Another work, Christoph Buchel and Giovanni Carmine’s PSYOP, critiqued the US military’s propaganda leaflet campaigns in Iraq and Afghanistan. Perhaps the most creative work of the show, PSYOP was a room set up as a small classroom. On each desk were random paper copies of leaflets distributed by airdrop to Iraqis and Afghans. The teacher’s desk featured more leaflets, file folders and what appeared to be ungraded homework. In the upper right corner of the room, a television played a 1979 instructional video from the US Department of Defense about the art of propaganda leaflet design. And to the back of the room, a large file cabinet overflowed with cardboard boxes of leaflets, thousands of them, along with books by the artists containing copies of the leaflets. A small sign in the room encouraged visitors to help themselves to copies of the materials; I put some of the leaflets inside one of the books as a souvenir.
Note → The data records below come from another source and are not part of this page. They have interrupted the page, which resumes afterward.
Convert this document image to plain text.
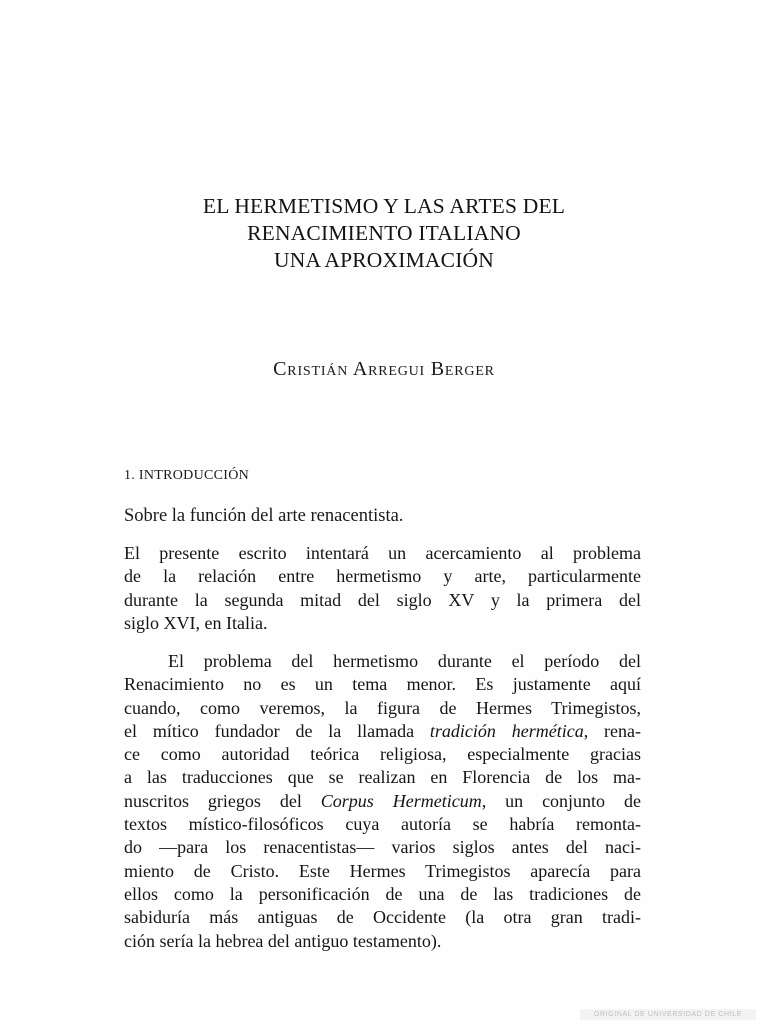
EL HERMETISMO Y LAS ARTES DEL
RENACIMIENTO ITALIANO
UNA APROXIMACIÓN
Cristián Arregui Berger
1. INTRODUCCIÓN
Sobre la función del arte renacentista.
El presente escrito intentará un acercamiento al problema
de la relación entre hermetismo y arte, particularmente
durante la segunda mitad del siglo XV y la primera del
siglo XVI, en Italia.
El problema del hermetismo durante el período del
Renacimiento no es un tema menor. Es justamente aquí
cuando, como veremos, la figura de Hermes Trimegistos,
el mítico fundador de la llamada tradición hermética, rena-
ce como autoridad teórica religiosa, especialmente gracias
a las traducciones que se realizan en Florencia de los ma-
nuscritos griegos del Corpus Hermeticum, un conjunto de
textos místico-filosóficos cuya autoría se habría remonta-
do —para los renacentistas— varios siglos antes del naci-
miento de Cristo. Este Hermes Trimegistos aparecía para
ellos como la personificación de una de las tradiciones de
sabiduría más antiguas de Occidente (la otra gran tradi-
ción sería la hebrea del antiguo testamento).
ORIGINAL DE UNIVERSIDAD DE CHILE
I spent the next hour or so exploring the museum. The quality of the art varied, but it was all quite interesting. On one wall I even found a framed handwritten letter with an intriguing note:
It seems that, within the next six weeks, I would be able to show publicly (in some other place) a body of work by one of the students from the Sharjah College of Fine Arts, in the United Arab Emirates, which, apparently, is not suitable for being exhibited here.
Leaving the museum, I walked several blocks west to Sharjah’s fort. The fort, reminiscent of Dubai Fort, was one of the oldest structures in the city, but the high-rise apartments surrounding in detracted from it. I also strolled through the Sharjah Heritage Area, several square blocks of old buildings restored to their original condition. It was reminiscent of walking through a deserted North African medina; the lack of people there made it feel like a ghost town.
After buying a bottle of water at a shop, I continued westward to the vegetable souk, a covered market featuring various produce from the region, particularly the local dates. The date sellers all made their best attempt to sell me two or three kilos of the syrupy sweet fruit, but I smiled and declined.
A man strolls through Sharjah’s Heritage Area
On the far end of the souk, I found the long distance taxi stand, which my Lonely Planet book said was the place to get a taxi back to Dubai. To my horror, though, I found out that this place was actually the taxi stand for rides to Abu Dhabi and Al Ain; the Dubai taxi stand was at Rolla Square, clear across the other side of town where I’d started in the first place. I asked the taxi drivers if any of them would take me there, but they all declined, again reminding me the taxis were for Abu Dhabi and Al Ain only. Silly me.
Now breaking out into a continuous sweat, I backtracked through the city, trying to find whatever shade along the way, until I reached Rolla Square 30 minutes later. Several large minibuses sat along the northern edge of the square; one of them departed as soon as I arrived. I asked an attendant about going to Dubai; he directed me to a ticket booth under a tree in the middle of the square. I bought a ticket for five dirhams (about $1.50) then returned to the remaining minibus. It was already filling up with passengers. I grabbed a seat near the front and waited a few minutes as the last seats filled up; some male passengers had to be shuffled around to accommodate a couple of women passengers, who aren’t aloud to sit next to male strangers.
We then got under way, taking a route back to Dubai that was different than the one I’d used to get there a couple hours earlier. We passed through a very developed part of Sharjah, with brand-new high rises hugging a large bay. It was oddly reminiscent of Miami. About 30 minutes later, we arrived at the Bur Dubai bus station, where I had to walk a few blocks to catch a taxi back to the hotel, where I packed my bags, checked out, and plotted what to do with my dwindling hours in Dubai.